From the perspective of someone in the study area, who is responsible for a child’s learning?

Here in the U.S., after a youngster enters the first grade, most parents begin pulling back from taking the lion’s share of responsibility for her learning.  That role, they assume, now belongs to their child’s teachers.  The parents remain very much involved, but in the roles of protector, facilitator, cheerleader, and esteem-maintainer.  And the level of performance that most parents hope for is “proficiency,” which sounds good but is well below “mastery.”

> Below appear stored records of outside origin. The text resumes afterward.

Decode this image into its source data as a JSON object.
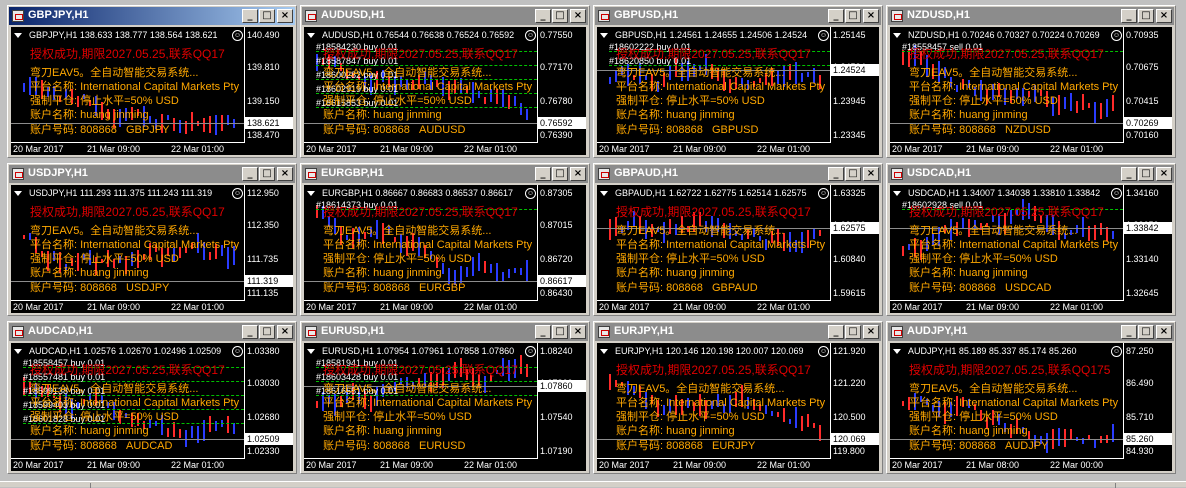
{
  "labels": {
    "name": "平台名称: International Capital Markets Pty",
    "close": "强制平仓: 停止水平=50% USD",
    "holder": "账户名称: huang jinming",
    "account": "账户号码: 808868",
    "ea": "弯刀EAV5。全自动智能交易系统..."
  },
  "windows": [
    {
      "title": "GBPJPY,H1",
      "active": true,
      "header": "GBPJPY,H1  138.633 138.777 138.564 138.621",
      "lic": "授权成功,期限2027.05.25,联系QQ17",
      "sym": "GBPJPY",
      "prices": [
        "140.490",
        "139.810",
        "139.150",
        "138.470"
      ],
      "bid": "138.621",
      "x": [
        "20 Mar 2017",
        "21 Mar 09:00",
        "22 Mar 01:00"
      ],
      "orders": []
    },
    {
      "title": "AUDUSD,H1",
      "header": "AUDUSD,H1  0.76544 0.76638 0.76524 0.76592",
      "lic": "授权成功,期限2027.05.25,联系QQ17",
      "sym": "AUDUSD",
      "prices": [
        "0.77550",
        "0.77170",
        "0.76780",
        "0.76390"
      ],
      "bid": "0.76592",
      "x": [
        "20 Mar 2017",
        "21 Mar 09:00",
        "22 Mar 01:00"
      ],
      "orders": [
        "#18584230 buy 0.01",
        "#18587847 buy 0.01",
        "#18600282 buy 0.01",
        "#18602919 buy 0.01",
        "#18615853 buy 0.01"
      ]
    },
    {
      "title": "GBPUSD,H1",
      "header": "GBPUSD,H1  1.24561 1.24655 1.24506 1.24524",
      "lic": "授权成功,期限2027.05.25,联系QQ17",
      "sym": "GBPUSD",
      "prices": [
        "1.25145",
        "1.24524",
        "1.23945",
        "1.23345"
      ],
      "bid": "1.24524",
      "bidTop": true,
      "x": [
        "20 Mar 2017",
        "21 Mar 09:00",
        "22 Mar 01:00"
      ],
      "orders": [
        "#18602222 buy 0.01",
        "#18620850 buy 0.01"
      ]
    },
    {
      "title": "NZDUSD,H1",
      "header": "NZDUSD,H1  0.70246 0.70327 0.70224 0.70269",
      "lic": "授权成功,期限2027.05.25,联系QQ17",
      "sym": "NZDUSD",
      "prices": [
        "0.70935",
        "0.70675",
        "0.70415",
        "0.70160"
      ],
      "bid": "0.70269",
      "x": [
        "20 Mar 2017",
        "21 Mar 09:00",
        "22 Mar 01:00"
      ],
      "orders": [
        "#18558457 sell 0.01"
      ]
    },
    {
      "title": "USDJPY,H1",
      "header": "USDJPY,H1  111.293 111.375 111.243 111.319",
      "lic": "授权成功,期限2027.05.25,联系QQ17",
      "sym": "USDJPY",
      "prices": [
        "112.950",
        "112.350",
        "111.735",
        "111.135"
      ],
      "bid": "111.319",
      "x": [
        "20 Mar 2017",
        "21 Mar 09:00",
        "22 Mar 01:00"
      ],
      "orders": []
    },
    {
      "title": "EURGBP,H1",
      "header": "EURGBP,H1  0.86667 0.86683 0.86537 0.86617",
      "lic": "授权成功,期限2027.05.25,联系QQ17",
      "sym": "EURGBP",
      "prices": [
        "0.87305",
        "0.87015",
        "0.86720",
        "0.86430"
      ],
      "bid": "0.86617",
      "x": [
        "20 Mar 2017",
        "21 Mar 09:00",
        "22 Mar 01:00"
      ],
      "orders": [
        "#18614373 buy 0.01"
      ]
    },
    {
      "title": "GBPAUD,H1",
      "header": "GBPAUD,H1  1.62722 1.62775 1.62514 1.62575",
      "lic": "授权成功,期限2027.05.25,联系QQ17",
      "sym": "GBPAUD",
      "prices": [
        "1.63325",
        "1.62100",
        "1.60840",
        "1.59615"
      ],
      "bid": "1.62575",
      "bidTop": true,
      "x": [
        "20 Mar 2017",
        "21 Mar 09:00",
        "22 Mar 01:00"
      ],
      "orders": []
    },
    {
      "title": "USDCAD,H1",
      "header": "USDCAD,H1  1.34007 1.34038 1.33810 1.33842",
      "lic": "授权成功,期限2027.05.25,联系QQ17",
      "sym": "USDCAD",
      "prices": [
        "1.34160",
        "1.33650",
        "1.33140",
        "1.32645"
      ],
      "bid": "1.33842",
      "bidTop": true,
      "x": [
        "20 Mar 2017",
        "21 Mar 09:00",
        "22 Mar 01:00"
      ],
      "orders": [
        "#18602928 sell 0.01"
      ]
    },
    {
      "title": "AUDCAD,H1",
      "header": "AUDCAD,H1  1.02576 1.02670 1.02496 1.02509",
      "lic": "授权成功,期限2027.05.25,联系QQ17",
      "sym": "AUDCAD",
      "prices": [
        "1.03380",
        "1.03030",
        "1.02680",
        "1.02330"
      ],
      "bid": "1.02509",
      "x": [
        "20 Mar 2017",
        "21 Mar 09:00",
        "22 Mar 01:00"
      ],
      "orders": [
        "#18558457 buy 0.01",
        "#18557481 buy 0.01",
        "#18599138 buy 0.01",
        "#18599403 buy 0.01",
        "#18601828 buy 0.01"
      ]
    },
    {
      "title": "EURUSD,H1",
      "header": "EURUSD,H1  1.07954 1.07961 1.07858 1.07860",
      "lic": "授权成功,期限2027.05.25,联系QQ17",
      "sym": "EURUSD",
      "prices": [
        "1.08240",
        "1.07860",
        "1.07540",
        "1.07190"
      ],
      "bid": "1.07860",
      "bidTop": true,
      "x": [
        "20 Mar 2017",
        "21 Mar 09:00",
        "22 Mar 01:00"
      ],
      "orders": [
        "#18581941 buy 0.01",
        "#18603428 buy 0.01",
        "#18616651 buy 0.01"
      ]
    },
    {
      "title": "EURJPY,H1",
      "header": "EURJPY,H1  120.146 120.198 120.007 120.069",
      "lic": "授权成功,期限2027.05.25,联系QQ17",
      "sym": "EURJPY",
      "prices": [
        "121.920",
        "121.220",
        "120.500",
        "119.800"
      ],
      "bid": "120.069",
      "x": [
        "20 Mar 2017",
        "21 Mar 09:00",
        "22 Mar 01:00"
      ],
      "orders": []
    },
    {
      "title": "AUDJPY,H1",
      "header": "AUDJPY,H1  85.189 85.337 85.174 85.260",
      "lic": "授权成功,期限2027.05.25,联系QQ175",
      "sym": "AUDJPY",
      "prices": [
        "87.250",
        "86.490",
        "85.710",
        "84.930"
      ],
      "bid": "85.260",
      "x": [
        "20 Mar 2017",
        "21 Mar 08:00",
        "22 Mar 00:00"
      ],
      "orders": []
    }
  ]
}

During the years when a child in these countries is a toddler, a pre-schooler, and a pupil up through the elementary and middle-school years, her parents continuously assume that the lion’s share of responsibility for her learning belongs jointly to them and their child.  Their roles are those of protector, supervisor, coach, and trainer.  The time and effort they put into supporting their child’s learning is much greater than that of most American parents.

You say that children in the study area put the emotional drive into learning.  Can you please explain this?

A Chinese-American scholar at Harvard compared what comes to mind for Americans and Chinese people when they think about “learning.”  Among the most common thoughts for Americans were the words study, teach, think, read, discover, understand, library, and brain.

Among the most common thoughts for Chinese (translated into English) were these imperative sentences: “Keep on learning as long as you live.”  “Make a firm resolution to study.”  “Study as if thirsting or hungering.”  And “Take great pains to study.”

The scholar found that, for Americans, learning is expected to have practical outcomes such as improving one’s job prospects and earning more money.  These are real advantages, but one’s motivation to attain them tends to be much more cognitive than deeply emotional.  Learning is approached as a task with a beginning, a lengthy middle, and an end.

For the Chinese, learning is expected to lead to greater personal perfection, understood to mean greater ability to contribute positively to family, friends, colleagues, and community.  Learning increases one’s social virtue, which tends to engender an emotion-driven drive and explains why it’s important to people in the study area to “keep on learning as long as you live.”

How do parents in the study area respond if their child’s learning is not going well?

If a child in these areas brings home a poor test grade, her parents’ response is not to soothe her self-esteem or tell her to pay more attention in class.  Their response is to participate with her in diagnosing what, exactly, she hadn’t understood and then to ensure that she thoroughly learns the misunderstood material.  Self-esteem is earned through mastery.

From the perspective of someone in the study area, what is the main purpose of learning at school?

Most Americans regard school learning as likely to lead to personally beneficial practical outcomes.  Most people in the study area regard school learning similarly – but that is not its main purpose.  For them, academic learning is assumed to increase their virtue in terms of, first, the usefulness of their contributions to their most important ingroups, and second, the increased honor and respect – “face” – their learning attainments bring to their family. 

To whom would you recommend this book?

The Drive to Learn, only 138 text pages in length, will be of interest to

  • parents, grandparents, and other caretakers of young children, including parents-to-be;
  • influencers of parents such as authors, advisers, pediatricians, and parenting advocates;
  • teachers and other educators who work with younger children, including home-schoolers;
  • citizens who share my deep concern about the faltering outcomes of American schools.

Where can our readers order your book?

This book has its own website – TheDriveToLearn.info – and the book can be ordered there. In addition, it is available from all the usual online sites where people routinely order books.